Problem Description

Kayzin has created a game called $Bowcraft$. In the game you will play as an archer and at the beginning of the game you will get a bow with a level of $0$. To get a more friendly game experience, you can buy enhancement books to upgrade your bow.

Each enhancement book has two attribute. $\frac{a}{A}$ is the probability of successfully upgrading your bow by $1$ level when you use the book; if the upgrade fails, the bow will have a $\frac{b}{B}$ probability of breaking(reduced to level 0). When you buy an enhancement book, the store system will generate a random integer in $[0, A-1]$ with equal probability as attribute $a$ and a random integer in $[0, B-1]$ with equal probability as attribute $b$.

After you buy an enhancement book, you need to choose to use this enhancement book or discard it.

Kayzin would like to quiz the clever you on the best strategy to expectation of enhancement books you need to buy to upgrade your bow from level $0$ to level $K$.

Input

The first line contains an integer $T(T≤10)$ ,denoting the number of groups of data.
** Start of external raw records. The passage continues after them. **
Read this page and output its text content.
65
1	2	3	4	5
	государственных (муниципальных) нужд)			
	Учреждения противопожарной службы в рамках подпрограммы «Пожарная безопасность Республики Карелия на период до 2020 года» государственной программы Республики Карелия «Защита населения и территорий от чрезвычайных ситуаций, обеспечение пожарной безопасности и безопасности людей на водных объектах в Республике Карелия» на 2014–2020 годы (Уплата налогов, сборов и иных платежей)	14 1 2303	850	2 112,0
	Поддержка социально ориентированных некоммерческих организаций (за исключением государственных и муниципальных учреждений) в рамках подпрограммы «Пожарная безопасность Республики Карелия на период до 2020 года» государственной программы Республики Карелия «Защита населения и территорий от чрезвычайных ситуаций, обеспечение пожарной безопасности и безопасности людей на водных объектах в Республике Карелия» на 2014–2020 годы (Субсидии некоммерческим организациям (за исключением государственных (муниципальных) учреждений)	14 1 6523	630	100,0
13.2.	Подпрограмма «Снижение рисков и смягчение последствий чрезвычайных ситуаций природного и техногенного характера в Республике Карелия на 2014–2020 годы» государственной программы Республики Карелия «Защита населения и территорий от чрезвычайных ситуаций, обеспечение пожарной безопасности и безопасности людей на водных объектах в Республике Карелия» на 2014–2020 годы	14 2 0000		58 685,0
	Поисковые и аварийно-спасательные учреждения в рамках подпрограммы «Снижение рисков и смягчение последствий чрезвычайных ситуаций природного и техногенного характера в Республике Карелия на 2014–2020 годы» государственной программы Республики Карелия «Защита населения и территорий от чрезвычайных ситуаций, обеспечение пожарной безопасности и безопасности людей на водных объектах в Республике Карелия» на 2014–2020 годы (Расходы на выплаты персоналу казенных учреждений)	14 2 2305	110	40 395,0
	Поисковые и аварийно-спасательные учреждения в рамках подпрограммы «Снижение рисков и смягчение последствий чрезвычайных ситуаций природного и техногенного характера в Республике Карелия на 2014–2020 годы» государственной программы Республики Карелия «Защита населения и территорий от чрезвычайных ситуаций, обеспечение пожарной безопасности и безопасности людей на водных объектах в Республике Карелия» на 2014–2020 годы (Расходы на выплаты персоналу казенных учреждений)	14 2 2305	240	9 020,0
Next follows $T$ lines, for each line, there has three integers $K$ $(1≤K≤1000)$ , $A$ , $B$ $(2≤A,B≤100)$, indicating that you need to raise the bow to level $K$, as well as the range of upgrade success rate $A$ and the range of breakage rate $B$ using each enhancement book.

Output

Output the expectation of enhancement books to be purchased to raise a bow from $0$ to $K$ level, and the result are reserved with $3$ digits after the decimal point.

3
1 3 3
2 3 3
319 100 100

3.000
7.000
13436.938